Galilea does not hesitate to call her a mystic caught up in a whirl of activity. “Give me your grace, most loving Jesus,” she wrote in a prayer, “and I shall run after you to the finish line, forever. Help me, Jesus, because I want to do this with burning fervor, speedily.”

I had begun my pilgrimage to Mother Cabrini’s tomb in the subway, but I didn’t realize how appropriate that was until I learned that it was mostly Italian men who dug the tunnels of New York’s first subway line, receiving $1.25 for 12-hour days. 

Mother Cabrini cared about the children of those Italian laborers, just like she cared about the children of the Italian miners in Pennsylvania and Colorado, and those of immigrant agricultural workers in Louisiana. And when those men or their wives got sick, she wanted them to be able to go to a hospital where they would receive proper care. She is an American Catholic heroine.

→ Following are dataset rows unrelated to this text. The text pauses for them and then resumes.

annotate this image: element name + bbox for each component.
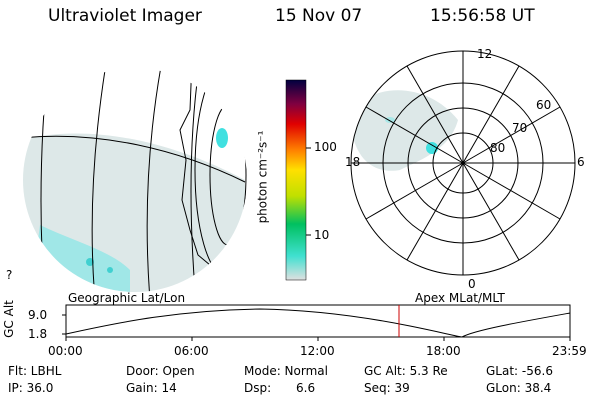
polar-mlt-12: 12 xyxy=(477,47,493,61)
info-glat: GLat: -56.6 xyxy=(486,364,553,378)
color-bar xyxy=(285,79,307,281)
info-dsp: Dsp: xyxy=(244,381,272,395)
info-ip: IP: 36.0 xyxy=(8,381,54,395)
colorbar-tick-10: 10 xyxy=(314,228,330,242)
orbit-xtick-1800: 18:00 xyxy=(426,344,461,358)
time-label: 15:56:58 UT xyxy=(430,6,535,26)
orbit-ytick-9: 9.0 xyxy=(28,308,48,322)
polar-mlt-18: 18 xyxy=(345,155,361,169)
globe-haze xyxy=(23,133,245,292)
colorbar-tick-100: 100 xyxy=(314,140,337,154)
info-flt: Flt: LBHL xyxy=(8,364,62,378)
altitude-curve xyxy=(65,308,571,338)
orbit-right-title: Apex MLat/MLT xyxy=(415,291,505,305)
orbit-xtick-2359: 23:59 xyxy=(552,344,587,358)
orbit-xtick-0000: 00:00 xyxy=(48,344,83,358)
orbit-y-axis-label: GC Alt xyxy=(1,300,16,338)
info-door: Door: Open xyxy=(126,364,195,378)
orbit-ytick-1-8: 1.8 xyxy=(28,327,48,341)
polar-haze xyxy=(351,90,458,171)
instrument-title: Ultraviolet Imager xyxy=(48,6,202,26)
globe-aurora-spot xyxy=(216,128,228,148)
polar-mlat-60: 60 xyxy=(536,98,552,112)
info-gc-alt: GC Alt: 5.3 Re xyxy=(364,364,448,378)
info-mode: Mode: Normal xyxy=(244,364,328,378)
date-label: 15 Nov 07 xyxy=(275,6,363,26)
orbit-xtick-0600: 06:00 xyxy=(174,344,209,358)
corner-mark: ? xyxy=(6,268,13,282)
polar-mlat-80: 80 xyxy=(490,141,506,155)
info-glon: GLon: 38.4 xyxy=(486,381,552,395)
polar-mlt-0: 0 xyxy=(468,277,476,291)
info-gain: Gain: 14 xyxy=(126,381,177,395)
orbit-xtick-1200: 12:00 xyxy=(300,344,335,358)
info-seq: Seq: 39 xyxy=(364,381,410,395)
geographic-map xyxy=(23,68,247,292)
orbit-panel xyxy=(62,304,571,341)
info-dsp-value: 6.6 xyxy=(296,381,316,395)
colorbar-unit-label: photon cm⁻²s⁻¹ xyxy=(255,130,270,224)
polar-mlt-6: 6 xyxy=(577,155,585,169)
orbit-left-title: Geographic Lat/Lon xyxy=(68,291,186,305)
polar-mlat-70: 70 xyxy=(512,121,528,135)
polar-plot xyxy=(350,50,576,276)
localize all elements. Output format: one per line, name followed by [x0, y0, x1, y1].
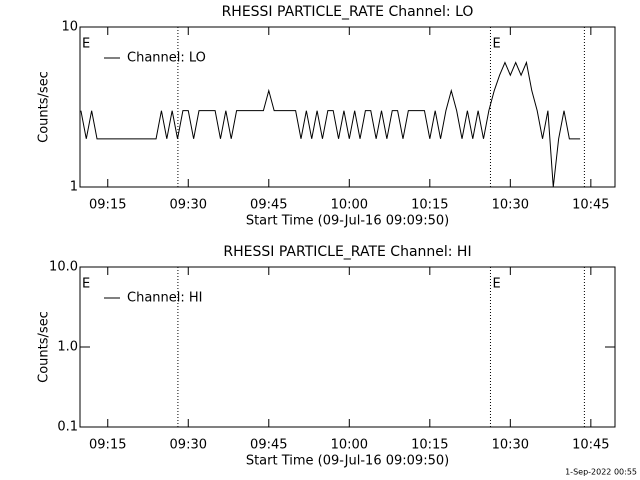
y-tick-label: 1.0	[57, 340, 78, 355]
annotation: E	[82, 277, 90, 292]
x-tick-label: 09:30	[170, 198, 207, 213]
footer: 1-Sep-2022 00:55	[565, 468, 637, 477]
x-tick-label: 10:15	[411, 198, 448, 213]
x-tick-label: 10:45	[572, 198, 609, 213]
chart-title: RHESSI PARTICLE_RATE Channel: LO	[222, 4, 474, 20]
legend-label: Channel: HI	[127, 291, 203, 306]
x-axis-label: Start Time (09-Jul-16 09:09:50)	[246, 454, 449, 469]
annotation: E	[492, 277, 500, 292]
annotation: E	[82, 37, 90, 52]
plot-frame	[79, 26, 616, 188]
series-line	[80, 60, 581, 188]
chart-title: RHESSI PARTICLE_RATE Channel: HI	[223, 244, 471, 260]
x-tick-label: 09:45	[250, 438, 287, 453]
y-tick-label: 1	[70, 180, 78, 195]
x-tick-label: 10:00	[331, 198, 368, 213]
x-tick-label: 10:15	[411, 438, 448, 453]
x-tick-label: 09:15	[89, 198, 126, 213]
y-tick-label: 0.1	[57, 420, 78, 435]
x-axis-label: Start Time (09-Jul-16 09:09:50)	[246, 214, 449, 229]
y-axis-label: Counts/sec	[37, 311, 52, 383]
x-tick-label: 09:15	[89, 438, 126, 453]
x-tick-label: 09:30	[170, 438, 207, 453]
x-tick-label: 10:30	[492, 438, 529, 453]
annotation: E	[492, 37, 500, 52]
y-tick-label: 10	[61, 20, 78, 35]
x-tick-label: 09:45	[250, 198, 287, 213]
y-axis-label: Counts/sec	[37, 71, 52, 143]
x-tick-label: 10:30	[492, 198, 529, 213]
x-tick-label: 10:00	[331, 438, 368, 453]
y-tick-label: 10.0	[49, 260, 78, 275]
plot-frame	[79, 266, 616, 428]
legend-label: Channel: LO	[127, 51, 206, 66]
x-tick-label: 10:45	[572, 438, 609, 453]
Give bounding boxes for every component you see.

For Cabrini, care for immigrants was about family life. She would not miss the fact today that much of the problem of undocumented immigrants is about the reunion of families, something complicated even further by the blizzard of documents and years of delay facing parents who just want to raise their own children in the land they have adopted as their own. 

Many Mexican immigrants pray to St. Toribio Romo as they make their arduous journey to our country. He was a holy priest martyred during the persecutions in Mexico associated with the Cristero War (aka “La Cristiada”). 

However, one would wish that more immigrant families would know about and invoke the intercession of Cabrini. She was not only an immigrant, but a citizen and the first canonized American saint. 

Her personal connection to LA should appeal to the people of Southern California and especially those who, like her, love Jesus and confide in his Sacred Heart. At one point in her prayer she felt that Jesus exchanged his Heart for hers and told her to “use my heart from now on.”

May the prayers of St. Frances Xavier Cabrini make that happen for us.